Los nacionales se despiden de los escenarios

Viernes 12 de abril, 2019
Matucana 100

El viernes pasado en la explanada de Matucana 100 se presentó Vuelveteloca junto con Magaly Fields. La noche otoñal estaba helada, el viento corría y el escenario se encontraba dispuesto álgido y fuerte para mostrar la penúltima presentación de la banda antes de que varios de sus integrantes emprendan rumbos diferentes al extranjero.

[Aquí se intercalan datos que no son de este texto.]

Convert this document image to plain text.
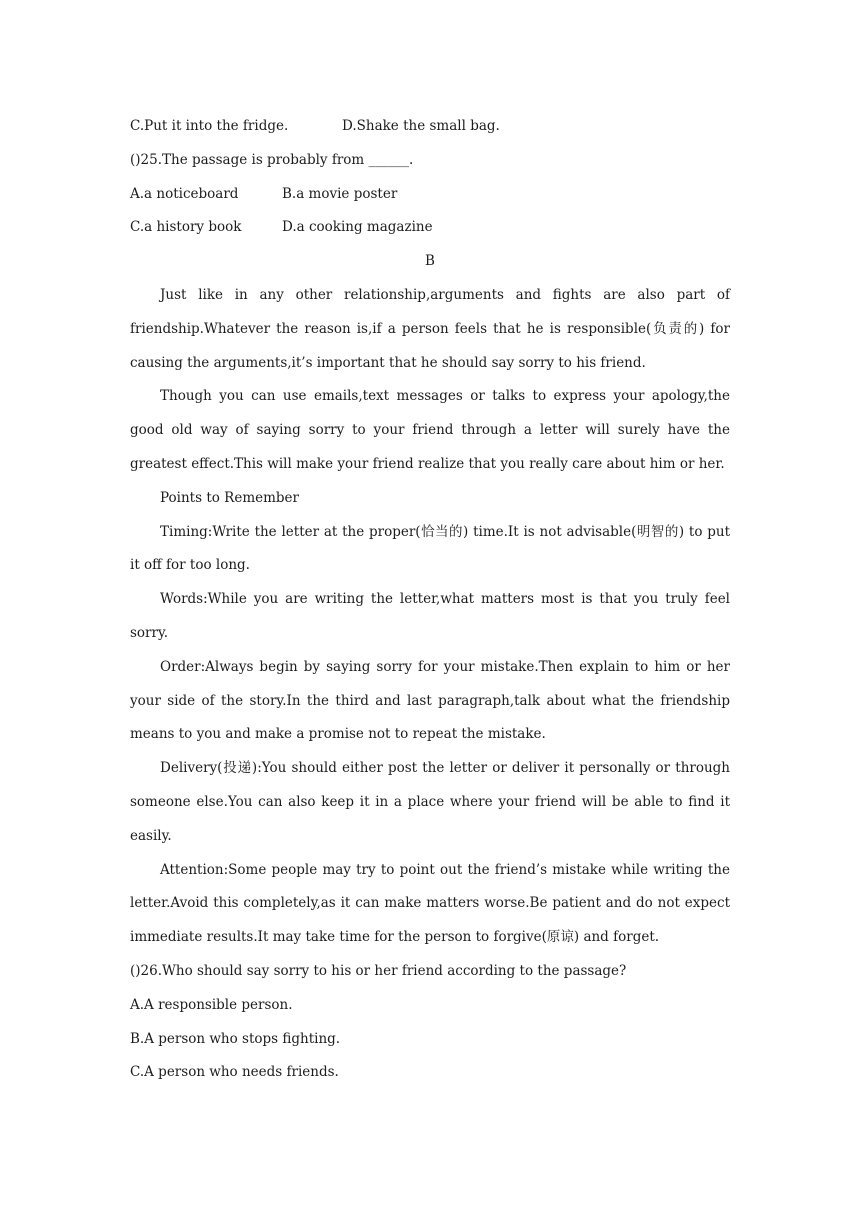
C.Put it into the fridge.	D.Shake the small bag.
()25.The passage is probably from ______.
A.a noticeboard	B.a movie poster
C.a history book	D.a cooking magazine
B
Just like in any other relationship,arguments and fights are also part of friendship.Whatever the reason is,if a person feels that he is responsible(负责的) for causing the arguments,it’s important that he should say sorry to his friend.
Though you can use emails,text messages or talks to express your apology,the good old way of saying sorry to your friend through a letter will surely have the greatest effect.This will make your friend realize that you really care about him or her.
Points to Remember
Timing:Write the letter at the proper(恰当的) time.It is not advisable(明智的) to put it off for too long.
Words:While you are writing the letter,what matters most is that you truly feel sorry.
Order:Always begin by saying sorry for your mistake.Then explain to him or her your side of the story.In the third and last paragraph,talk about what the friendship means to you and make a promise not to repeat the mistake.
Delivery(投递):You should either post the letter or deliver it personally or through someone else.You can also keep it in a place where your friend will be able to find it easily.
Attention:Some people may try to point out the friend’s mistake while writing the letter.Avoid this completely,as it can make matters worse.Be patient and do not expect immediate results.It may take time for the person to forgive(原谅) and forget.
()26.Who should say sorry to his or her friend according to the passage?
A.A responsible person.
B.A person who stops fighting.
C.A person who needs friends.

La jornada comenzó con el dúo conformado por Diego Cifuentes (batería, voz) y Tomas Stewart (guitarra, voz). Al escucharlos se me vino a la mente la banda californiana de Thee Oh Sees como también la postura estética y escenográfica de The White Stripes. Un garaje rock con psicodelia, mezclado con un blues carraspeado y sucio se unen a canciones que tienen un punk rock versátil con tintes bases de un rock and roll pastoso. Su música es explosiva, rápida y llama la atención que logren tal diversidad con solamente dos integrantes, sin embargo estos logran llenar los espacios vacíos con profesionalismo. La mayoría de sus canciones son en inglés, comenzaron con 'Dr Skinner', mostraron sus melodías extraterrestres con 'Chasing UFO’s' (cuyo video oficial fue realizado por el artista Enzo Cortavitarte), hicieron interactuar al público coreando parte de sus canciones y finalizaron una presentación impecable con 'El tiro'.

Vuelveteloca por su parte se expuso en el escenario con solidez y determinación. Esta es una de sus últimas presentaciones luego de 12 años de trayectoria en el circuito musical chileno y la comenzaron con el tema 'Terror'. Pareciera que en su música existen progresiones musicales, diferentes estados anímicos en donde la voz fantasmal, activa y lejana, que canta canciones de amor y desamor, caracteriza la identidad de la banda. Al hablar de progresiones temáticas hablo de largos paisajes sonoros que llevan a la hipnosis, en ellos existe un trance reverberante que cambia luego a guitarras pesadas y que hace que el espectador deambule entre  las diferentes capas de ellas.

El frío de la noche, las luces estrambóticas que variaban lentamente de color azul, a blanco, a rojo lograron crear una atmosfera lisérgica y familiar en Matucana 100. En su música hay un tránsito leve y sutil entre el stoner y el krautrock pero pareciera que cuando van a llegar a lo más pesado, al noise, se desvían para caer en un rock espacial, a la levedad y a una velocidad más respirada. Es ahí cuando el público comienza a mover la cabeza, a bailar y observar, como en la interpretación de 'La niebla'.

En esta penúltima presentación la banda mostró determinación, un buen sonido y realizaron un repertorio de 10 canciones que permitieron al espectador vivir un viaje a la psicodelia acuosa y a la traslación reiterativa de patrones sonoros.